Karar Gazetesi Yazarı Uğur Emek’in iddialarına göre, yönetmeliğin yayımlanacağı tarih ve içerik önceden bazı kişi ve şirketlerce bilinerek “çantacı” firmalar aracılığıyla usulsüz ön lisans başvuruları yapıldı.
Geceden Geceden Lisans Paylaşımı
EPDK, 19 Kasım 2022 gecesi yayımladığı yönetmelikle depolamalı elektrik üretimi için lisans başvuru sürecini başlattı. Ancak iddialara göre, bazı kişi ve kurumlar bu yönetmeliğin yayın zamanını ve şartlarını önceden bilerek hazırlık yaptı. 50 bin TL sermayeyle yeni kurulan şirketler, sermaye ve teminat şartlarının kaldırılacağı bilgisine güvenerek gece yarısı EPDK’ya başvuruda bulundu. Kurumun “erken gelen oturur” mantığıyla başvuruları kabul ettiği ve hiçbir yarışma süreci işletilmediği iddia edildi.
33 Bin 250 MW’lık Kapasite, 4.4 Milyar Dolar’lık Kayıp
EPDK tarafından ön lisansı tahsis edilen toplam kapasitenin 33.250 MW olduğu ve bu kapasitenin yarışma usulüyle dağıtılmış olması halinde devlete 4 milyar 428 milyon dolardan fazla gelir kazandırabileceği belirtildi. Bu sürecin kamu yararına değil, belli kişi ve şirketlerin lehine yürütüldüğü ifade edildi.
“Yerlilik” Maskesi Altında Çin Ortaklığı
EPDK, savunmasında söz konusu projelerin “yerli ve yenilenebilir enerji” kapsamında olduğunu ve dışa bağımlılığı azalttığını savundu. Ancak yazıda yer verilen örneklerde, EPDK’nın asgari yerli üretim şartını da kaldırdığı, hatta Koç Holding’e bağlı Entek Elektrik’in Çin merkezli Goldwind şirketiyle anlaşarak 105 MW’lık projede tamamen ithal türbin kullanacağı ortaya kondu.
Koç Grubu da Tartışmaların Odağında
Cumhuriyet tarihinin en büyük sanayi kuruluşlarından biri olan TÜPRAŞ’ın iştiraki Entek Elektrik’in de bu sürece dahil olduğu, gece yarısı yapılan başvuruyla ön lisans aldığı, lisansın alındığı saat ve başvuru sürecinin “hayatın olağan akışına” aykırı olduğu ifade edildi. Konuyla ilgili EPDK ve Entek yetkililerine kamuoyu önünde şeffaflık çağrısı yapıldı.

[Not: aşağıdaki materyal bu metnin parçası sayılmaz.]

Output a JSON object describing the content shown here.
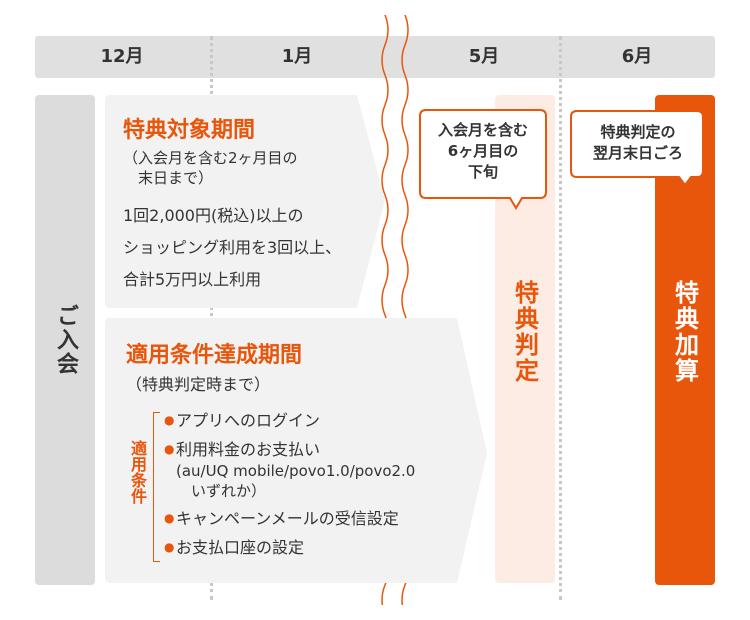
{
  "timeline": {
    "months": [
      "12月",
      "1月",
      "5月",
      "6月"
    ]
  },
  "join": {
    "label": "ご入会"
  },
  "benefit_period": {
    "title": "特典対象期間",
    "subtitle_lines": [
      "（入会月を含む2ヶ月目の",
      "　末日まで）"
    ],
    "body_lines": [
      "1回2,000円(税込)以上の",
      "ショッピング利用を3回以上、",
      "合計5万円以上利用"
    ]
  },
  "condition_period": {
    "title": "適用条件達成期間",
    "subtitle": "（特典判定時まで）",
    "conditions_label": "適用条件",
    "conditions": [
      {
        "text": "アプリへのログイン"
      },
      {
        "text": "利用料金のお支払い",
        "note_lines": [
          "(au/UQ mobile/povo1.0/povo2.0",
          "　いずれか）"
        ]
      },
      {
        "text": "キャンペーンメールの受信設定"
      },
      {
        "text": "お支払口座の設定"
      }
    ]
  },
  "judgement": {
    "label": "特典判定",
    "callout_lines": [
      "入会月を含む",
      "6ヶ月目の",
      "下旬"
    ]
  },
  "grant": {
    "label": "特典加算",
    "callout_lines": [
      "特典判定の",
      "翌月末日ごろ"
    ]
  },
  "colors": {
    "accent": "#e8560c",
    "pale": "#fdece3",
    "gray": "#e0e0e0",
    "box": "#f2f2f2"
  }
}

Hukuki Süreç ve Savcılara Çağrı
Yazar Uğur Emek, EPDK’nın kendisi ve Fatih Altaylı hakkında suç duyurusunda bulunacağını açıkladığını ancak henüz bir soruşturma açılmadığını söyledi. Yazının sonunda, vatansever bir savcının çıkıp bu “gece yarısı operasyonunun” peşine düşmesi gerektiği vurgulandı.